How did you choose UW-Madison?

It was actually the only school I applied to. I knew I wanted to go into an engineering field. I wasn’t entirely sure which one until I got on campus. I grew up in in West Allis, and I wanted to stay in Wisconsin. I had a good in-state scholarship that I wanted to keep. When I was finishing high school, my brother was in Madison. I spent some time on campus with him, and that settled it.

How did you choose engineering?

I had a strong affinity for science and math and I knew that I wanted to keep taking science and math courses. When I came into SOAR, I was thinking either mechanical or chemical engineering, but the MS&E department did some materials demos (fun things like freezing things in liquid nitrogen) that attracted me. One that made a big impression was freezing a racquetball, then throwing it at a wall and it shattering. That got me to register for MS&E 250, the intro course. Once I got into MS&E, I loved the science, the small class sizes, and the community feeling of the department.

Was there a class that stands out in your mind?

It was the first materials lab. At that time, it was taught by David Larbalestier. That course was my first exposure to metallography, which is now an important part of my daily work. Furthermore, it was my first real exposure to writing very detailed laboratory reports. Professor Larbalestier and his TAs set high standards for technical writing and editing, which initially felt like a bit of a shock as a freshman. Up until that point, I had not been a very critical editor of my own writing, but technical writing and editing skills are absolutely essential to my everyday work now.

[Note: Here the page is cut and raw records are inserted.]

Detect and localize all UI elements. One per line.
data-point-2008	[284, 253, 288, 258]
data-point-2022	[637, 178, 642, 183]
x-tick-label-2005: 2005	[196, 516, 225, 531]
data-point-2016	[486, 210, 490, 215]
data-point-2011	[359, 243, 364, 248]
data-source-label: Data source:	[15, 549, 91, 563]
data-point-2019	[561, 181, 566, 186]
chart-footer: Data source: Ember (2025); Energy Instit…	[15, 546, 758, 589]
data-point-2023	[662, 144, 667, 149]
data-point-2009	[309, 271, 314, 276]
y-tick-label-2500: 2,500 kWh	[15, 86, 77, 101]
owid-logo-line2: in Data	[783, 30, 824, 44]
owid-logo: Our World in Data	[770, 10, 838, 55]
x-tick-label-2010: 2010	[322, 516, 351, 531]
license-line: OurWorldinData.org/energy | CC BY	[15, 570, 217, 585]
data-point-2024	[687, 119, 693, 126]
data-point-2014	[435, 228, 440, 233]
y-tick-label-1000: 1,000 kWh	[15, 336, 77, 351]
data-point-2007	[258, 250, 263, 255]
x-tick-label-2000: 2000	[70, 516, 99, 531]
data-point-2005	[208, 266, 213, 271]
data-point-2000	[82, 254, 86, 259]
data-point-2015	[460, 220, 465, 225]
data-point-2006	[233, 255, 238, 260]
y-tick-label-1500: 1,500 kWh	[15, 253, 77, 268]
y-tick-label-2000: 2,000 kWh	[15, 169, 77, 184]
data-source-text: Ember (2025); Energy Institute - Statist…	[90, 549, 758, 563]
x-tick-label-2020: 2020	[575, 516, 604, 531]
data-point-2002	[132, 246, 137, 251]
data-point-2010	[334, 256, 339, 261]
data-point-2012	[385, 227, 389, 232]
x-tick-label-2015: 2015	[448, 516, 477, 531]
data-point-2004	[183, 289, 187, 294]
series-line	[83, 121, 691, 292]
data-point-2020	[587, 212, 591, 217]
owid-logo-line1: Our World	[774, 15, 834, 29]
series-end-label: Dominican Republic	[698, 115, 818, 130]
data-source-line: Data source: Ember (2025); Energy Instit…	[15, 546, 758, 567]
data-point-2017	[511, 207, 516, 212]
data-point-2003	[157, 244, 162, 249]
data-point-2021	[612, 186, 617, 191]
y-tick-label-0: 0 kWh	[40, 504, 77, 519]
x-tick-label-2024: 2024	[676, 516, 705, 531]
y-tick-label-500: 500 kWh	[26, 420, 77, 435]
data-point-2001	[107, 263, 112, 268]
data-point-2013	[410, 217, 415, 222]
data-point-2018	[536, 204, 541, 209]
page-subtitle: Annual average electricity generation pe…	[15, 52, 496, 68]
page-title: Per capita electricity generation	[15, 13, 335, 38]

As a student, how did you spend your free time?

I was one of the founding members of Fundamentally Sound, the men’s a cappella group. I spent a lot of time in the materials building with my classmates studying. One of the most fun extracurricular materials activities we were involved in every couple of weeks was foundry fun nights. The last couple years of school, I was involved in the Hybrid Vehicle Team, and I spent a lot of late nights working in the auto shop.

Is there anyone who played a big role in your career?

Several people I met through ASM International. Ron Parrington (who hired me for my first job out of college) and Larry Hanke (my current boss) have really shaped my development as an engineer. While I was a co-op student at Mercury Marine, which was my first industry materials lab experience, I discussed networking with Kevin Anderson, another ASM fellow, and I can trace my entire career lineage to that one conversation. I’m proud to say I’ve never gotten a full-time job through a job listing; I cultivated a professional network, and it has defined my career. I would be remiss if I didn’t also mention the influence of Professor John Perepezko in getting so many students, like myself, involved in ASM International over the years.

Anyone else you’d like to mention?

My wife is Julie. Julie and I met during our freshman year in Madison. Our daughters are Mae and Rose.